Anti-peptide 9 antibodies recognize AnAPN1 and inhibit development of P. falciparum. (A and B) Antigen-specific-antibody titers from serum pooled (day 56 post-priming immunization, diluted 1:100) from BALB/c mice immunized with peptide 1 (A) or 9 (B) conjugated to KLH following priming and three boosts, as determined by ELISA. Serum titers for control mice (immunized with KLH) are also plotted.
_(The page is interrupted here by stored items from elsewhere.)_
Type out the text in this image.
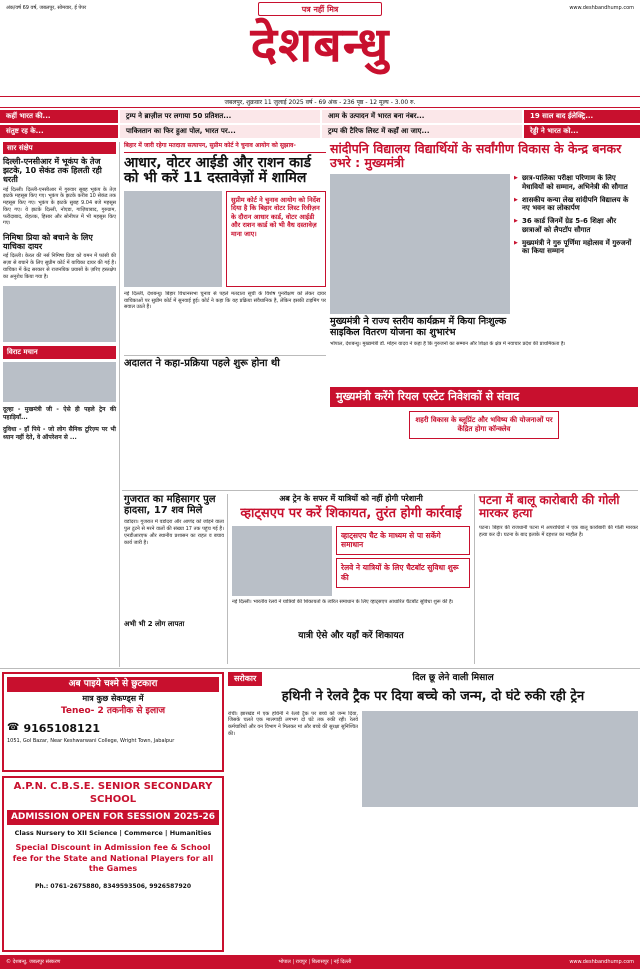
अंक/वर्ष 69 वर्ष, जबलपुर, सोमवार, ई पेपर	www.deshbandhump.com
देशबन्धु
पत्र नहीं मित्र
जबलपुर, शुक्रवार 11 जुलाई 2025 वर्ष - 69 अंक - 236 पृष्ठ - 12 मूल्य - 3.00 रु.
कहीं भारत की...
संतुष्ट रह के...
ट्रम्प ने ब्राज़ील पर लगाया 50 प्रतिशत...
पाकिस्तान का फिर हुआ पोल, भारत पर...
आम के उत्पादन में भारत बना नंबर...
ट्रम्प की टैरिफ लिस्ट में कहाँ आ जाए...
19 साल बाद ईलेक्ट्रि...
रेड्डी ने भारत को...
सार संक्षेप
दिल्ली-एनसीआर में भूकंप के तेज झटके, 10 सेकंड तक हिलती रही धरती
नई दिल्ली। दिल्ली-एनसीआर में गुरुवार सुबह भूकंप के तेज़ झटके महसूस किए गए। भूकंप के झटके करीब 10 सेकंड तक महसूस किए गए। भूकंप के झटके सुबह 9.04 बजे महसूस किए गए। ये झटके दिल्ली, नोएडा, गाज़ियाबाद, गुरुग्राम, फरीदाबाद, रोहतक, हिसार और सोनीपत में भी महसूस किए गए।
निमिषा प्रिया को बचाने के लिए याचिका दायर
नई दिल्ली। केरल की नर्स निमिषा प्रिया को यमन में फांसी की सज़ा से बचाने के लिए सुप्रीम कोर्ट में याचिका दायर की गई है। याचिका में केंद्र सरकार से राजनयिक प्रयासों के ज़रिए हस्तक्षेप का अनुरोध किया गया है।
विराट मचान
दूल्हा - मुखमंत्री जी - ऐसे ही पहले ट्रेन की पहाड़ियाँ...
दुविधा - हाँ पिये - जो लोग सैनिक टूरिज़्म पर भी ध्यान नहीं देते, वे ऑपरेशन से ...
बिहार में जारी रहेगा मतदाता सत्यापन, सुप्रीम कोर्ट ने चुनाव आयोग को सुझाव-
आधार, वोटर आईडी और राशन कार्ड को भी करें 11 दस्तावेज़ों में शामिल
सुप्रीम कोर्ट ने चुनाव आयोग को निर्देश दिया है कि बिहार वोटर लिस्ट रिवीज़न के दौरान आधार कार्ड, वोटर आईडी और राशन कार्ड को भी वैध दस्तावेज़ माना जाए।
नई दिल्ली, देशबन्धु। बिहार विधानसभा चुनाव से पहले मतदाता सूची के विशेष पुनरीक्षण को लेकर दायर याचिकाओं पर सुप्रीम कोर्ट में सुनवाई हुई। कोर्ट ने कहा कि यह प्रक्रिया संवैधानिक है, लेकिन इसकी टाइमिंग पर सवाल उठते हैं।
अदालत ने कहा-प्रक्रिया पहले शुरू होना थी
सांदीपनि विद्यालय विद्यार्थियों के सर्वांगीण विकास के केन्द्र बनकर उभरे : मुख्यमंत्री
▶ छात्र-पालिका परीक्षा परिणाम के लिए मेधावियों को सम्मान, अभिनेत्री की सौगात
▶ शासकीय कन्या लेख सांदीपनि विद्यालय के नए भवन का लोकार्पण
▶ 36 कार्ड जिनमें ग्रेड 5-6 शिक्षा और छात्राओं को लैपटॉप सौगात
▶ मुख्यमंत्री ने गुरु पूर्णिमा महोत्सव में गुरुजनों का किया सम्मान
मुख्यमंत्री ने राज्य स्तरीय कार्यक्रम में किया निःशुल्क साइकिल वितरण योजना का शुभारंभ
भोपाल, देशबन्धु। मुख्यमंत्री डॉ. मोहन यादव ने कहा है कि गुरुजनों का सम्मान और शिक्षा के क्षेत्र में नवाचार प्रदेश की प्राथमिकता है।
मुख्यमंत्री करेंगे रियल एस्टेट निवेशकों से संवाद
शहरी विकास के ब्लूप्रिंट और भविष्य की योजनाओं पर केंद्रित होगा कॉन्क्लेव
गुजरात का महिसागर पुल हादसा, 17 शव मिले
वडोदरा। गुजरात में वडोदरा और आणंद को जोड़ने वाला पुल टूटने से मरने वालों की संख्या 17 तक पहुंच गई है। एनडीआरएफ और स्थानीय प्रशासन का राहत व बचाव कार्य जारी है।
अभी भी 2 लोग लापता
अब ट्रेन के सफर में यात्रियों को नहीं होगी परेशानी
व्हाट्सएप पर करें शिकायत, तुरंत होगी कार्रवाई
व्हाट्सएप चैट के माध्यम से पा सकेंगे समाधान
रेलवे ने यात्रियों के लिए चैटबॉट सुविधा शुरू की
नई दिल्ली। भारतीय रेलवे ने यात्रियों की शिकायतों के त्वरित समाधान के लिए व्हाट्सएप आधारित चैटबॉट सुविधा शुरू की है।
यात्री ऐसे और यहाँ करें शिकायत
पटना में बालू कारोबारी की गोली मारकर हत्या
पटना। बिहार की राजधानी पटना में अपराधियों ने एक बालू कारोबारी की गोली मारकर हत्या कर दी। घटना के बाद इलाके में दहशत का माहौल है।
अब पाइये चश्मे से छुटकारा
मात्र कुछ सेकण्ड्स में
Teneo- 2 तकनीक से इलाज
☎ 9165108121
1051, Gol Bazar, Near Keshwarwani College, Wright Town, Jabalpur
A.P.N. C.B.S.E. SENIOR SECONDARY SCHOOL
ADMISSION OPEN FOR SESSION 2025-26
Class Nursery to XII Science | Commerce | Humanities
Special Discount in Admission fee & School fee for the State and National Players for all the Games
Ph.: 0761-2675880, 8349593506, 9926587920
सरोकार	दिल छू लेने वाली मिसाल
हथिनी ने रेलवे ट्रैक पर दिया बच्चे को जन्म, दो घंटे रुकी रही ट्रेन
रांची। झारखंड में एक हथिनी ने रेलवे ट्रैक पर बच्चे को जन्म दिया, जिसके चलते एक मालगाड़ी लगभग दो घंटे तक रुकी रही। रेलवे कर्मचारियों और वन विभाग ने मिलकर मां और बच्चे की सुरक्षा सुनिश्चित की।
© देशबन्धु, जबलपुर संस्करण	भोपाल | रायपुर | बिलासपुर | नई दिल्ली	www.deshbandhump.com
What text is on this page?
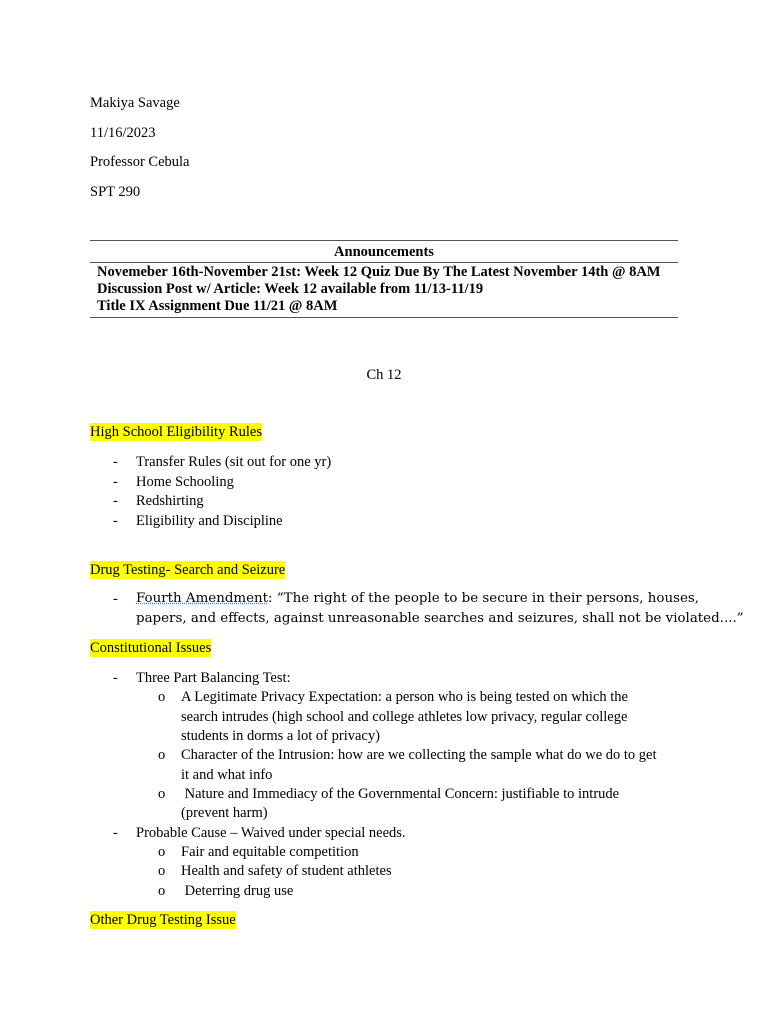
Makiya Savage
11/16/2023
Professor Cebula
SPT 290
Announcements

Novemeber 16th-November 21st: Week 12 Quiz Due By The Latest November 14th @ 8AM
Discussion Post w/ Article: Week 12 available from 11/13-11/19
Title IX Assignment Due 11/21 @ 8AM
Ch 12
High School Eligibility Rules
- Transfer Rules (sit out for one yr)
- Home Schooling
- Redshirting
- Eligibility and Discipline
Drug Testing- Search and Seizure
- Fourth Amendment: “The right of the people to be secure in their persons, houses,
papers, and effects, against unreasonable searches and seizures, shall not be violated....”
Constitutional Issues
- Three Part Balancing Test:
o A Legitimate Privacy Expectation: a person who is being tested on which the
search intrudes (high school and college athletes low privacy, regular college
students in dorms a lot of privacy)
o Character of the Intrusion: how are we collecting the sample what do we do to get
it and what info
o Nature and Immediacy of the Governmental Concern: justifiable to intrude
(prevent harm)
- Probable Cause – Waived under special needs.
o Fair and equitable competition
o Health and safety of student athletes
o Deterring drug use
Other Drug Testing Issue
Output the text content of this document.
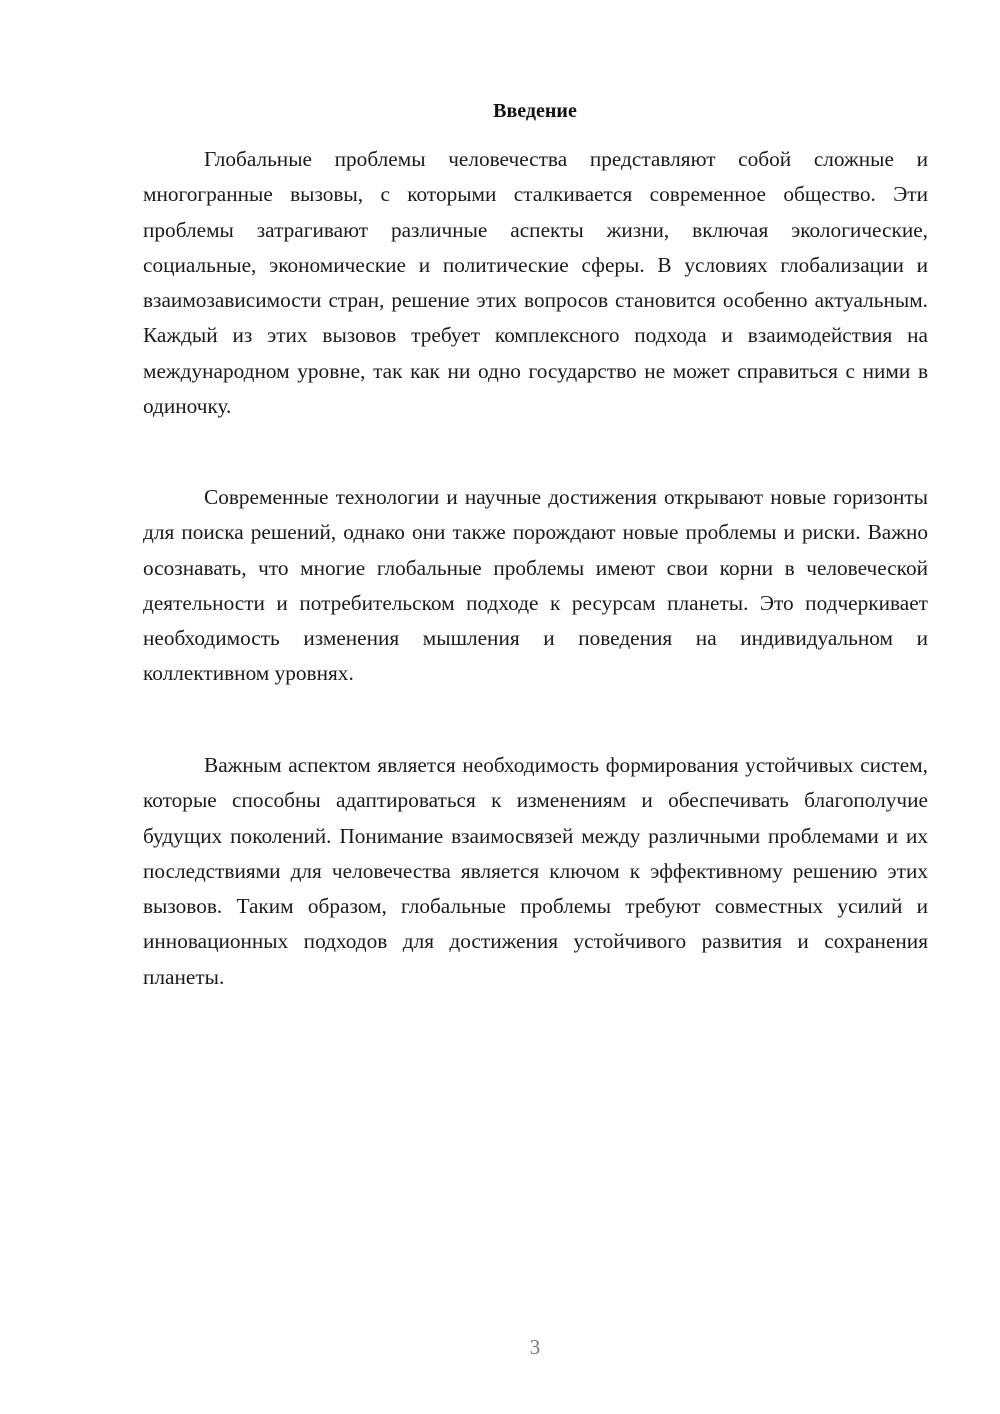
Введение

Глобальные проблемы человечества представляют собой сложные и многогранные вызовы, с которыми сталкивается современное общество. Эти проблемы затрагивают различные аспекты жизни, включая экологические, социальные, экономические и политические сферы. В условиях глобализации и взаимозависимости стран, решение этих вопросов становится особенно актуальным. Каждый из этих вызовов требует комплексного подхода и взаимодействия на международном уровне, так как ни одно государство не может справиться с ними в одиночку.

Современные технологии и научные достижения открывают новые горизонты для поиска решений, однако они также порождают новые проблемы и риски. Важно осознавать, что многие глобальные проблемы имеют свои корни в человеческой деятельности и потребительском подходе к ресурсам планеты. Это подчеркивает необходимость изменения мышления и поведения на индивидуальном и коллективном уровнях.

Важным аспектом является необходимость формирования устойчивых систем, которые способны адаптироваться к изменениям и обеспечивать благополучие будущих поколений. Понимание взаимосвязей между различными проблемами и их последствиями для человечества является ключом к эффективному решению этих вызовов. Таким образом, глобальные проблемы требуют совместных усилий и инновационных подходов для достижения устойчивого развития и сохранения планеты.

3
Data represent serum pooled from 5 mice. Optical density (O.D. 450) and reciprocal serum dilutions are plotted. Error bars indicate ±1 standard deviation from triplicate wells. (C) Both anti-peptide 1 (P1) and anti-peptide 9 (P9) antibodies (10 μg/ml) bind rAnAPN1^60–195 (0.5 μg/ml), but only anti-peptide 9 antibodies recognize native midgut AnAPN1 in An. gambiae brush border microvilli (AgBBMV) lysates by Western blotting. Control anti-KLH antibodies did not bind either rAnAPN1^60–195 or AgBBMVs. (D) Total IgG (10 μg/ml) purified from sera of BALB/c mice immunized with peptide 9 (P9) but not peptide 1 (P1) conjugated to KLH (open circles) inhibited P. falciparum oocyst intensity and prevalence in An. gambiae compared to that of control IgG (KLH only; filled circles) in SMFAs. Horizontal bars represent mean oocyst numbers. Data in each panel represent a typical experiment utilizing IgG purified from pooled serum run in triplicate.

FIG 6

Antibodies targeting the highly conserved protective epitope do not inhibit AnAPN1 aminopeptidase activity. (A) Multiple sequence alignment of the An. gambiae (An. gam) AnAPN1^60–195 antigen with putative orthologs in An. funestus (An. fun), An. darlingi (An. dar), and An. albimanus (An. alb), Ae. aegypti (Ae. aeg), and C. quinquefasciatus (Cx. qui) reveals high conservation of AnAPN1^60–195 and the transmission-blocking epitope, peptide 9 (light blue highlights conserved identities among 4 species, dark blue among >4 species. (B and C) Ribbon (B) and space-filling (C) homology models of AnAPN1 based on the crystal structure of human aminopeptidase N suggest that peptide 9 localizes near the binding pocket and catalytic site of AnAPN1. (D) However, mouse and NHP peptide 9-specific antibodies do not inhibit aminopeptidase activity of near-full-length recombinant AnAPN1 (rAnAPN1^60–942) expressed in Drosophila S2 cells compared to results for preimmune IgG in enzymatic assays utilizing an l-leucine p-nitroanilide substrate. The rate of rAnAPN1^60–942 activity was measured as nmol p-nitroaniline (mean ± 1 standard deviation) formed per min at 405 nm. Bestatin and 1,10-phenanthroline were used as controls for inhibition of aminopeptidase and metalloprotease activities, respectively.